Last week a woman was telling me about a client. In her consulting, she works with people who used to do one thing for a living, and it’s ended. Over. Now they have to do something else, or not pay the mortgage, not eat. The client was a “name” I knew. I’d seen his byline every week in a famous newspaper. Or I used to, anyway. Now he was trying somewhat frantically to do something new. “It’s amazing,” the consultant said to me, “how you can be on top of the world one day, and the next day you have nothing but a folder of all your old successes which no one cares about any more.” (Reminds me those lines from Robert Frost, “No memory of having starred/ Atones for later disregard,/ Or keeps the end from being hard.”)
There are a lot of people—famous and ordinary—who are at this juncture. The way forward is blocked. Frost again:
The tree the tempest with a crash of wood
Throws down in front of us is not to bar
Our passage to our journey’s end for good
But just to ask us who we think we are.
If you can only regard the crashing tree as a horrible mistake, an injustice that must be removed so that you can be on your wonted way, you will miss the power of this moment. You may throw yourself into getting rid of this “obstruction” and fail, only to end in bitterness. Or you may in fact succeed and get back on your way, but your success will be pyrrhic. This is an occasion to ask who you think you are. Is this the right road anyway? Have I been racing madly, mindlessly on this way? Is this a sign that a new path is about to open? Can I trust that?
Where we go, the path we take, is almost inconsequential. What matters now is how we go. God can bless and sanctify a thousand different paths for your one life, but only if you take the crashing tree as a moment to ask who you think you are.
Michael says
Yes, David, very good. It’s not the obstruction but how we respond to it–that’s the key.

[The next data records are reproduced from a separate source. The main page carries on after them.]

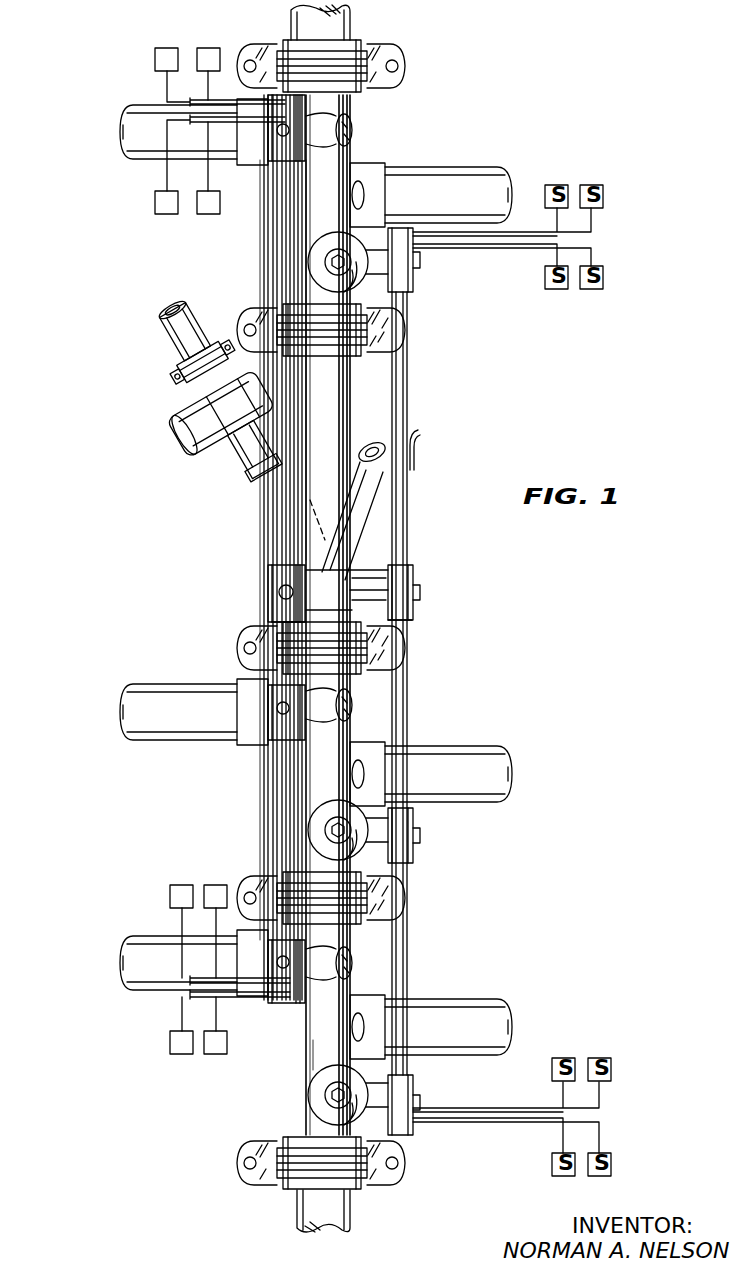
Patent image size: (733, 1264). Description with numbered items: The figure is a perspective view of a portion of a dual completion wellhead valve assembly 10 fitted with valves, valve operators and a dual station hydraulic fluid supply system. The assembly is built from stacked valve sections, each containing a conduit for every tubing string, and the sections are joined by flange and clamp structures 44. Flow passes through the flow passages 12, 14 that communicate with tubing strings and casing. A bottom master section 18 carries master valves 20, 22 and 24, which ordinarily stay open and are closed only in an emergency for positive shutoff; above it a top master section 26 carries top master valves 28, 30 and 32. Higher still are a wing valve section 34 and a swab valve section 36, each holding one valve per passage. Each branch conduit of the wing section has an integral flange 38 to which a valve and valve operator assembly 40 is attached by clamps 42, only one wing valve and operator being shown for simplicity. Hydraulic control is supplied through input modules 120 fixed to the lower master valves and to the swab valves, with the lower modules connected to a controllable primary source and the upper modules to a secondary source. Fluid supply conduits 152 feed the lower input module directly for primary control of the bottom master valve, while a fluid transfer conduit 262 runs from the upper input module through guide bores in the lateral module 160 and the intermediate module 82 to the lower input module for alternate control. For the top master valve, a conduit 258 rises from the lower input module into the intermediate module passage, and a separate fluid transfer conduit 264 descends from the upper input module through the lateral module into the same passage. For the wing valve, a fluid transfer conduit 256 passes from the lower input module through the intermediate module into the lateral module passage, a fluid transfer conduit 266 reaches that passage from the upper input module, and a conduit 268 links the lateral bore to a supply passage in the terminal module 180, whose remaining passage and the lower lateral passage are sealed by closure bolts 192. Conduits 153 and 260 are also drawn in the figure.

The wellhead valve assembly 10 is at (290, 1100).
The flow passage 12 is at (300, 1224).
The flow passage 14 is at (342, 12).
The bottom master section 18 is at (316, 1056).
The master valve 20 is at (316, 1100).
The master valve 22 is at (362, 1026).
The master valve 24 is at (352, 960).
The top master section 26 is at (358, 732).
The top master valve 28 is at (412, 822).
The top master valve 30 is at (362, 766).
The top master valve 32 is at (336, 705).
The wing valve section 34 is at (335, 382).
The swab valve section 36 is at (352, 150).
The integral flange 38 is at (265, 492).
The valve and valve operator assembly 40 is at (200, 392).
The clamp 42 is at (185, 345).
The flange and clamp structure 44 is at (258, 318).
The intermediate module 82 is at (285, 716).
The input module 120 is at (270, 140).
The fluid supply conduit 152 is at (246, 985).
The lead clip 153 is at (250, 116).
The lateral module 160 is at (272, 576).
The terminal module 180 is at (246, 430).
The closure bolt 192 is at (260, 614).
The fluid transfer conduit 256 is at (276, 858).
The conduit 258 is at (282, 828).
The rod 260 is at (292, 786).
The fluid transfer conduit 262 is at (296, 235).
The fluid transfer conduit 264 is at (283, 513).
The fluid transfer conduit 266 is at (268, 216).
The conduit 268 is at (270, 540).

Reminds me of another Frost poem I know you know. It’s the one where a couple in horse-drawn carriage is interrupted in their nightime ride through a “pitch-dark, limitless grove.” This time there’s no tree in the road. This time, a man comes out of the darkness and stabs and kills the horse, and then as quickly as he’d come, disappears again into the darkness. The stunned couple sit for a moment. And then this is their conclusion: “We assumed that the man himself/ or someone he had to obey,/ wanted us to get down/ and walk the rest of the way.” And that’s the way the poem ends.
No drama. No hysteria. But immediate, sudden and radical acceptance of the gift the obstruction gave. I have imagined the couple, walking contentedly, arm in arm, on the dirt road home.
Susie Middleton says
Acceptance is the key. So hard to do–to be okay with where we are right now and to have faith that change brings opportunity. Wish I could send this to a few people!!